Czy masz koronawirusa? Sprawdź swoje objawy!

Pytanie 1 z 9
Czy przebywałeś w ciągu ostatnich dwóch tygodni za granicą?

W autobusie tyle osób, ile wynosi połowa miejsc siedzących


To jednak nie jedyna zmiana. Wprowadzono również ograniczenia dotyczące komunikacji publicznej. Środki publicznego transportu zbiorowego nadal działają. Jednak w autobusie, tramwaju lub metrze tylko połowa miejsc siedzących może być zajęta.

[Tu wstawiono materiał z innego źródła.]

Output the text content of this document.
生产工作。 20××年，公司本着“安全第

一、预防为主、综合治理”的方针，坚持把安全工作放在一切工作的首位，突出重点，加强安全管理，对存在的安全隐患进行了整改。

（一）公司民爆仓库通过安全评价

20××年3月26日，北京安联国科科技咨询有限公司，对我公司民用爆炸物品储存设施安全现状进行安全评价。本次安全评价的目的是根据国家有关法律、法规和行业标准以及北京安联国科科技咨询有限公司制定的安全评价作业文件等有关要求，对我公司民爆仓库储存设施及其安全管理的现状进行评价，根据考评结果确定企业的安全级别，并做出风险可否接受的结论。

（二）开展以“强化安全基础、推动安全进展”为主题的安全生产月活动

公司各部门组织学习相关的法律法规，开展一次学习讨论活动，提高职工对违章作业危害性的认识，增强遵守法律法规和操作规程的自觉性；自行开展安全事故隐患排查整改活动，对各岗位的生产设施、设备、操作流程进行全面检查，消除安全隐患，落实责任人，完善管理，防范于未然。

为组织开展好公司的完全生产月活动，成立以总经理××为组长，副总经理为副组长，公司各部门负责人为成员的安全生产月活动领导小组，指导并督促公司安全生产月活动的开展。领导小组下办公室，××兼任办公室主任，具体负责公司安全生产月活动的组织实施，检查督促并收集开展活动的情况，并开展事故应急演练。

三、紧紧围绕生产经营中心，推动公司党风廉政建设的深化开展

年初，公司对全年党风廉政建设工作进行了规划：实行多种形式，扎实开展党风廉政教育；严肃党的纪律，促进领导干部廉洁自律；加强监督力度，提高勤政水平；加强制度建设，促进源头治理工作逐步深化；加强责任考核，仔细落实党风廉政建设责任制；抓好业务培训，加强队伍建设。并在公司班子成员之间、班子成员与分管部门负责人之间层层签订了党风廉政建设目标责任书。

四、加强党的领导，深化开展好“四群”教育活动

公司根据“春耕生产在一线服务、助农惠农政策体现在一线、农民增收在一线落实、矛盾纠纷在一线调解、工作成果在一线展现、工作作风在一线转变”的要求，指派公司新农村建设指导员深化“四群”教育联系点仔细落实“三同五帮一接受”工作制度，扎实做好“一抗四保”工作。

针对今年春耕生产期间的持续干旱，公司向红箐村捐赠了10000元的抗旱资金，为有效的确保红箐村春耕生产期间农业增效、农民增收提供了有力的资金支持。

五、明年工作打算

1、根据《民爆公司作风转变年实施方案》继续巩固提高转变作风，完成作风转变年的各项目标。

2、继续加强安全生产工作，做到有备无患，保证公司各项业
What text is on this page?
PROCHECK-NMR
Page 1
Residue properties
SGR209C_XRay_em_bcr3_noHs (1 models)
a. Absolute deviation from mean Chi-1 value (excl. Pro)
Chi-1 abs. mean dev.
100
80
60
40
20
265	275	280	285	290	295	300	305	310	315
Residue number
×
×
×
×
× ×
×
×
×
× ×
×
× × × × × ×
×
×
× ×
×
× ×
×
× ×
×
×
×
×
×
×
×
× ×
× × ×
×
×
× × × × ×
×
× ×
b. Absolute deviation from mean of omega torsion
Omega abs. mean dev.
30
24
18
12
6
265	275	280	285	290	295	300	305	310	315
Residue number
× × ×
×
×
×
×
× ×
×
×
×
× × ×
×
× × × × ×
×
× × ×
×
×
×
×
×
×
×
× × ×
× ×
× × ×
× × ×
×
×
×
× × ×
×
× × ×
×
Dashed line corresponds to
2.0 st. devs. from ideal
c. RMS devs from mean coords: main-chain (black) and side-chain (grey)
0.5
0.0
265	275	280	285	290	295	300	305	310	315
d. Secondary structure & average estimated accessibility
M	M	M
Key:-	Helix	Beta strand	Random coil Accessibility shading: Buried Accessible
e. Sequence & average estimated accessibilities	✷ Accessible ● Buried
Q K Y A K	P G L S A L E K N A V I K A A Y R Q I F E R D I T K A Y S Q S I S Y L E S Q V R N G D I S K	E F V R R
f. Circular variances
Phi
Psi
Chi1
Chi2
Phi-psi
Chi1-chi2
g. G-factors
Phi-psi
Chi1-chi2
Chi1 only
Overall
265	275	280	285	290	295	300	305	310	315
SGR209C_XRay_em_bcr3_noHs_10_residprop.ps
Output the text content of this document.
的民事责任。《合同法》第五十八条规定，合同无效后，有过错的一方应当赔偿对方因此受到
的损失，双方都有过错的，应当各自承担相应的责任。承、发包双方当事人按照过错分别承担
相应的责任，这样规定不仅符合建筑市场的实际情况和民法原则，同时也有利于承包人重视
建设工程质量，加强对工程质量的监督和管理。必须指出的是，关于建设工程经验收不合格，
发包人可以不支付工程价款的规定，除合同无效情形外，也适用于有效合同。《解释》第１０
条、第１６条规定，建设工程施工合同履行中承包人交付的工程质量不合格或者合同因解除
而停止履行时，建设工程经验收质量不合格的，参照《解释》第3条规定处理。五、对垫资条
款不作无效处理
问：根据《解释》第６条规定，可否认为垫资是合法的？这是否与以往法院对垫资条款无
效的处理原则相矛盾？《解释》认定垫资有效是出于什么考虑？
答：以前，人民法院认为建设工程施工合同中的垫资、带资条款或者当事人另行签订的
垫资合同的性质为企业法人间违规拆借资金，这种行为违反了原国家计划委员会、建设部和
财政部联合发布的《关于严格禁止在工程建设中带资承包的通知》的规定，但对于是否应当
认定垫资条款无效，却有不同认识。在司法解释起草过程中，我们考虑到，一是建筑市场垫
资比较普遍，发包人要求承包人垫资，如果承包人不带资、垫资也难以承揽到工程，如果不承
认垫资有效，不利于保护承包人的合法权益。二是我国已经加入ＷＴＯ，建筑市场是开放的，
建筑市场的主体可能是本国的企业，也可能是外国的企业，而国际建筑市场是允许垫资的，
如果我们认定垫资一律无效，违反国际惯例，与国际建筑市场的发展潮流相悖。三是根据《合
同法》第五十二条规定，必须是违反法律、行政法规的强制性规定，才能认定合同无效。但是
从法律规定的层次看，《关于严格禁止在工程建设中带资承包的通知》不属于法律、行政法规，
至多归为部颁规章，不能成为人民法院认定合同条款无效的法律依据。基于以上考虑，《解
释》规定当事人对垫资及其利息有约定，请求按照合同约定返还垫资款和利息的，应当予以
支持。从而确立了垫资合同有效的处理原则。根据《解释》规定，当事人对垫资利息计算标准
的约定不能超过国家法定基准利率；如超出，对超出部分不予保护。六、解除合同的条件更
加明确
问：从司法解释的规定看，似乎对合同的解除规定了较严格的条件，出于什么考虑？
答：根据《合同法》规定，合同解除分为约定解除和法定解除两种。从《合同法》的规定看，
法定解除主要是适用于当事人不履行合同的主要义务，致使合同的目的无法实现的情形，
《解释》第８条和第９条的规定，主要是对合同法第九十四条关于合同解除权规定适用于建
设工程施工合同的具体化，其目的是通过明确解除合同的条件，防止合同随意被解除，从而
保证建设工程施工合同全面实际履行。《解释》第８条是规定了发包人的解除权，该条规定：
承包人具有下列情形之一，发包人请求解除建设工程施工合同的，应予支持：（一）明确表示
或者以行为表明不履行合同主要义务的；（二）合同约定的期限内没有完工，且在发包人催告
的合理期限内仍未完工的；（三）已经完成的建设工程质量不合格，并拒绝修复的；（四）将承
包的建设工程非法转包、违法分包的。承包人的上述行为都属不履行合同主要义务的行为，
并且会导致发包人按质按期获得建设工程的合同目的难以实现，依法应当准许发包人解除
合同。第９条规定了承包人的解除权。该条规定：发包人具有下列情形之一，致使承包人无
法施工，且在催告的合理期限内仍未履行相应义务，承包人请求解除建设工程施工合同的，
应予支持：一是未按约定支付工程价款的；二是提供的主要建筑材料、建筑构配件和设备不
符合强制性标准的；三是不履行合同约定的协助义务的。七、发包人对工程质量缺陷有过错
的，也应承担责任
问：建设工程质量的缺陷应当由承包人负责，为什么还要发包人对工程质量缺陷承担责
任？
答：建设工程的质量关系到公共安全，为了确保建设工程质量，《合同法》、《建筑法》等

Jeśli miejsc siedzących w pojeździe jest 70, to na jego pokładzie może znajdować się maksymalnie 35 osób.

- Dopuszczalna liczba pasażerów to miejsca siedzące podzielone przez dwa. Nie może być tłoku, musi być dystans. Zostawmy te środki dla osób, które muszą udać się do zakładu pracy czy do sklepu. - informuje premier.

Polecamy też:

Zakaz wychodzenia z domu a uroczystości o charakterze religijnym


Ograniczenia w przemieszczaniu nie dotyczą również osób, które chcą uczestniczyć w wydarzeniach o charakterze religijnym. Tutaj jednak wprowadziliśmy kolejną ważną zasadę. W mszy lub innym obrzędzie religijnym nie będzie mogło uczestniczyć jednocześnie więcej niż 5 osób – wyłączając z tego osoby sprawujące posługę. Rząd zachęca jednak do uczestnictwa w wydarzeniach religijnych za pośrednictwem telewizji, radia czy internetu.

Podsumowując, nowe przepisy zakazują wszelkich zgromadzeń, spotkań, imprez czy zebrań. Można się jednak spotykać z członkami najbliższej rodziny, a także z osobami, z którymi pozostajemy w stałym pożyciu. Wciąż też działa obowiązkowa 14-dniowa kwarantanna dla powracających zza granicy. Wyłączone są z niej jedynie osoby, które podróżują w związku z pracą lub służbą. W mocy pozostają wszystkie dotychczasowe ograniczenia, czyli ograniczenie w działalności galerii handlowych, działalności gastronomicznej i rozrywkowej.

Liczba zakażonych koronawirusem w Polsce z dnia na dzień jest coraz większa. Według najnowszych danych Ministerstwa Zdrowia zarażone mamy już 774 osoby, z czego 9 zmarło. O nowej śmiertelnej ofierze koronawirusa dowiedzieliśmy się dzisiaj (24 marca). To 68-letni mężczyzna, który zmarł w szpitalu w Puławach. Jego stan był ciężki, miał również choroby współistniejące.